5. An interview was conducted with the Chief Executive Officer (E#1) on 7/24/15 at approximately 12:00 PM. E#1 stated awareness of the findings of telephone orders not being authenticated by the physicians. E#1 stated Medical Records was not aware these orders had not been signed.
Tag No.: C0298
A. Based on document review and interview, it was determined for 3 of 20 (Pts #10, #11, #12) patients, the Critical Access Hospital failed to ensure the plan of care (POC) included goals specific to patient care needs. (see tag 294)
Findings include:
1. Pt #10's record was reviewed on 7/22/15 at approximately 8:00 AM. Pt #10 was admitted on 7/8/15 with a diagnosis of Pneumonia (lung infection). The record noted Pt. #10 was rated as high for fall and skin risk. The plan of care had no specific goals related to the high fall and skin risk.

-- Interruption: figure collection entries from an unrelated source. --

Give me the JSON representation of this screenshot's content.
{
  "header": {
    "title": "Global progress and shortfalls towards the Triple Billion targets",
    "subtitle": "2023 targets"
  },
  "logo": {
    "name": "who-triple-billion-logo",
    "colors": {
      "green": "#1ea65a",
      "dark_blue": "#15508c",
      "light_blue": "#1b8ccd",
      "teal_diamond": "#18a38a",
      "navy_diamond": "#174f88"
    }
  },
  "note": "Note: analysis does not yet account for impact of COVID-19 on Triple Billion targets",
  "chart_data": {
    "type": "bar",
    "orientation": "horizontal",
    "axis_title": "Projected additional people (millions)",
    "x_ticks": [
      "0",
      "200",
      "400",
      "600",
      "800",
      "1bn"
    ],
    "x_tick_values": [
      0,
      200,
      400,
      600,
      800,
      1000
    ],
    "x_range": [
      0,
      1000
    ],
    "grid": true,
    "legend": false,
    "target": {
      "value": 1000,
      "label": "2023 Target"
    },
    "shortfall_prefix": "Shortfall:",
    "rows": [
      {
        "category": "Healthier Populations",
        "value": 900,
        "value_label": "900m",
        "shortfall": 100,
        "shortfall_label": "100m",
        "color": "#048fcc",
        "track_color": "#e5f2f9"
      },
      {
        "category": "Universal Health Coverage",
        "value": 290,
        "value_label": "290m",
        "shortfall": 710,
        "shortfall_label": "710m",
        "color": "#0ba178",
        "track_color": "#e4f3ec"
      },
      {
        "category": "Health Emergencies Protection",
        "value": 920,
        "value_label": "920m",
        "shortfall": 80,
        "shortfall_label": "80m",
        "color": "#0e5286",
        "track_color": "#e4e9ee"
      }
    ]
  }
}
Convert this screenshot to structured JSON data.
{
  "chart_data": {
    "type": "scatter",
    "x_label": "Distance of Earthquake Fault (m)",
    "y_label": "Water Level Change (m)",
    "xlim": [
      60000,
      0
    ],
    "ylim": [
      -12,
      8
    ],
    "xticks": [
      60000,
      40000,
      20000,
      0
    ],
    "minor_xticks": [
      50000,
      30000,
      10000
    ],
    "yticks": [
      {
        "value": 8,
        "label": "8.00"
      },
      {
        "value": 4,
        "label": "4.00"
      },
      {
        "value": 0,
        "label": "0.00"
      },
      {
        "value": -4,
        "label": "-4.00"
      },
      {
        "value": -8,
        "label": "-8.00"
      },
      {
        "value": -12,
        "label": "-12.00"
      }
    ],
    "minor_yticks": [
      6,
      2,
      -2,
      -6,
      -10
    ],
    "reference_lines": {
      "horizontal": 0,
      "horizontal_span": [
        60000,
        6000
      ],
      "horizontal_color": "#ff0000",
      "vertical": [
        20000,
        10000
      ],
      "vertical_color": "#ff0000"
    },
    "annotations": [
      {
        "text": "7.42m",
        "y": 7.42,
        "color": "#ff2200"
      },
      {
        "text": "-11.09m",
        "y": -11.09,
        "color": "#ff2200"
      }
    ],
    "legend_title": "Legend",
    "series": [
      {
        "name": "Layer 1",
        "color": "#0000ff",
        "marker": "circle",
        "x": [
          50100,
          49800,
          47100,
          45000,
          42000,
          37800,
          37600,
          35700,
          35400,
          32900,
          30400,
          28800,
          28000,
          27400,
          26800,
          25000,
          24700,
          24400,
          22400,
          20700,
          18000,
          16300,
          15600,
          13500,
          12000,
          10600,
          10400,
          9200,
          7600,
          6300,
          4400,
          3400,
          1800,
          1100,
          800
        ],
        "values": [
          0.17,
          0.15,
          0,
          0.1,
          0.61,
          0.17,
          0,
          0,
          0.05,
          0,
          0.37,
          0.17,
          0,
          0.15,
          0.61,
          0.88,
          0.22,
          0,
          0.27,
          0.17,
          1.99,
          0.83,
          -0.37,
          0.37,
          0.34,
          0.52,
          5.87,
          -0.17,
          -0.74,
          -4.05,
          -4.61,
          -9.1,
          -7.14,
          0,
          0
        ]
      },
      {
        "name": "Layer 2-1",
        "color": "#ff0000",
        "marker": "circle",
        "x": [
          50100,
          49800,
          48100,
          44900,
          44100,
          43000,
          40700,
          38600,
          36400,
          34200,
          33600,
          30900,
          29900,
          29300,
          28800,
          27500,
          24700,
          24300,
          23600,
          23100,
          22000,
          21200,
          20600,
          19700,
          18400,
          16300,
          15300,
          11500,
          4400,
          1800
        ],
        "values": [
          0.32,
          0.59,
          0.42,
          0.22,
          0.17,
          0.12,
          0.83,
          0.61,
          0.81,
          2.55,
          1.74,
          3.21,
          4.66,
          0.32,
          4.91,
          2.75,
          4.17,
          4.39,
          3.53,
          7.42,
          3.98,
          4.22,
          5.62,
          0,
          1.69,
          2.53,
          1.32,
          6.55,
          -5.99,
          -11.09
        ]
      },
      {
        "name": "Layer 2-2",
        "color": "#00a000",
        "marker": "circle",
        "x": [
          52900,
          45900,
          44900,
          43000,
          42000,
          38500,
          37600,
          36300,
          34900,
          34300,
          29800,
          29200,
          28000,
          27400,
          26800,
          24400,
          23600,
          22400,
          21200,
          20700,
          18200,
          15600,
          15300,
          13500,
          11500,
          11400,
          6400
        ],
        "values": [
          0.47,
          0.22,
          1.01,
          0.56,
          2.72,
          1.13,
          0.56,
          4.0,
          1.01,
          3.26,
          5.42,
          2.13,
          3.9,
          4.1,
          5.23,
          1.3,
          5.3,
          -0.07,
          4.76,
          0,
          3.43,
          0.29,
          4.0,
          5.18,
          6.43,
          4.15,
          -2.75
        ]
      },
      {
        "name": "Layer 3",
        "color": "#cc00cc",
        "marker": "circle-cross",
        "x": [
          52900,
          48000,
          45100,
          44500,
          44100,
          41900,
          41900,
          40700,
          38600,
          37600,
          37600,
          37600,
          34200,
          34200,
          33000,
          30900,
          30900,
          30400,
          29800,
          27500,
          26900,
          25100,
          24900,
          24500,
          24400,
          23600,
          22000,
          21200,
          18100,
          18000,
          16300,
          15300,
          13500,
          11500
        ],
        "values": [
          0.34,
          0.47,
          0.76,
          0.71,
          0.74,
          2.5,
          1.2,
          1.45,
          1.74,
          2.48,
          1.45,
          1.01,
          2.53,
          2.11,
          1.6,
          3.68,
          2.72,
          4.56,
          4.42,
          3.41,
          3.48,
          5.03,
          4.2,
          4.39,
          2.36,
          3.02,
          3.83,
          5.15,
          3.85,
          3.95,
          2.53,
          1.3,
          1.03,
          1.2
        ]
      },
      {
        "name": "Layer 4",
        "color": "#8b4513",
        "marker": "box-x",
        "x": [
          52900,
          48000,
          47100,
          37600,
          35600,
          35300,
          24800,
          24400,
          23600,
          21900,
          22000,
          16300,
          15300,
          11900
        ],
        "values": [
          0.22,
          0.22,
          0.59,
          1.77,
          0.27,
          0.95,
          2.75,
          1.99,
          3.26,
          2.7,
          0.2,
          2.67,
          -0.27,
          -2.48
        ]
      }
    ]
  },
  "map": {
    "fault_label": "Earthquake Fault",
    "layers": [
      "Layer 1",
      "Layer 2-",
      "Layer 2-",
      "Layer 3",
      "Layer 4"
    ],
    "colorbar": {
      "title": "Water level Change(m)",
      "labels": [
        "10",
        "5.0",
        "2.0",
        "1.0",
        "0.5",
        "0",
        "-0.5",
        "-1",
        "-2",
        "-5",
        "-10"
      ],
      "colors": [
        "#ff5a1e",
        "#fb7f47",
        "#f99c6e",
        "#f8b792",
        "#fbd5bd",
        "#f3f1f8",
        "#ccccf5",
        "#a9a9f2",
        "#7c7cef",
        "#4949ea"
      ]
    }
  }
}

2. Pt #11's record was reviewed on 7/22/15 at approximately 8:30 AM. Pt #11 was admitted on 7/13/15 with a diagnosis of Obstructive Bronchitis (lung fluid). The record noted Pt #11 was rated as high for fall and skin risk. The plan of care had no specific goals related to the high fall and skin risk.
3. Pt #12's record was reviewed on 7/22/15 at approximately 9:00 AM. Pt #12 was admitted on 6/8/15 with a diagnosis of Obstructive Bronchitis (lung fluid). The record noted Pt #12 was rated as high for fall risk. The plan of care had no specific goals related to the high fall risk.
4. During an interview with Chief Executive Officer (E #1) on 5/22/15 at 3:00 PM, E #1 stated there were "no POC specific goals for Pt. 10's fall and skin risk Pt. #11's fall and skin risk, or Pt. #12's fall risk. We have no policy on patient care planning."